The significance of this can be found in the greatest passage in Bible history – John chapter 3, where Jesus Himself recalled the instructions He gave Moses then, during His nighttime meeting with Nicodemus. Jesus said "And as Moses lifted up the serpent in the wilderness, even so must the Son of Man be lifted up, that whoever believes in Him should not perish but[a] have eternal life. For God so loved the world that He gave His only begotten Son, that whoever believes in Him should not perish but have everlasting life (John 3:14-16).
The serpent in Scripture is synonymous with sin, Satan and self. It was the serpent in the Garden of Eden who introduces sin into the world and brought the downfall of mankind, leading to death, destruction accompanied with all the pain and suffering we see today. The reason Christ recalls this incident with Moses in John 3 is its dynamic parallel to the Cross. The equation is as follows: just like Adam and Eve in the garden, the Israelites sinned immensely against Holy God and died. They deserved to die, just as we do. However, Yahweh (Jesus in the Old Testament) had Moses place a snake on a wooden pole and lifted it up high. Then, when those same Israelites in the desert looked up to that pole with sin wrapped around it, they lived, in spite of their deadly snake-bitten bodies full of sin.

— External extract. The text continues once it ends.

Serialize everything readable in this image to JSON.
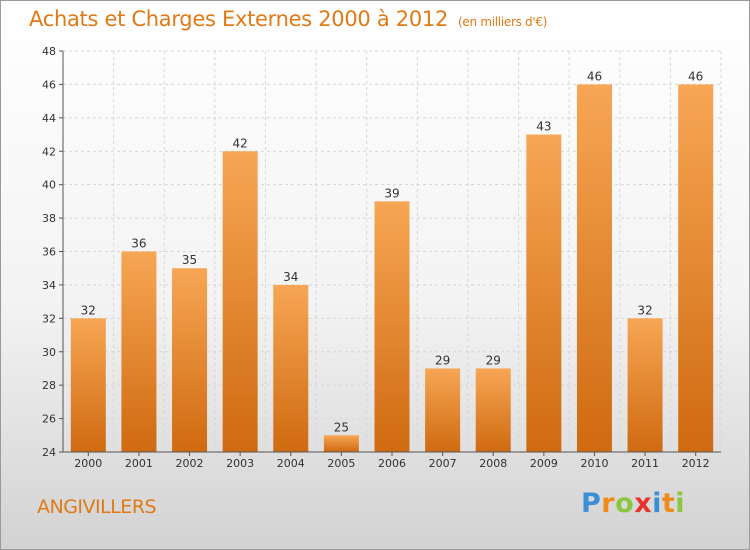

Jesus was predicting His own Sacrifice to Nicodemus when He said to the teacher of Israel that just as Moses lifted up that bronze serpent on pole in the desert, so must He (the Christ) be lifted up. Later on, at Golgotha, Nicodemus would realize what that meant when he and Joseph of Arimathea took the deceased body of Jesus off the Cross – the same Jesus Who became sin, lifted high on a piece of wood. This ultimate sacrifice of the Ancient of Days on behalf of sinful man was done in order that we may look up to the payment on the Cross, believe in His finished work and confess with our mouths that Jesus is Lord.
Yes, this is much more than an instance when Moses once again prayed for God to spare a rebellious and evil generation. This is the foreshadow of our coming salvation.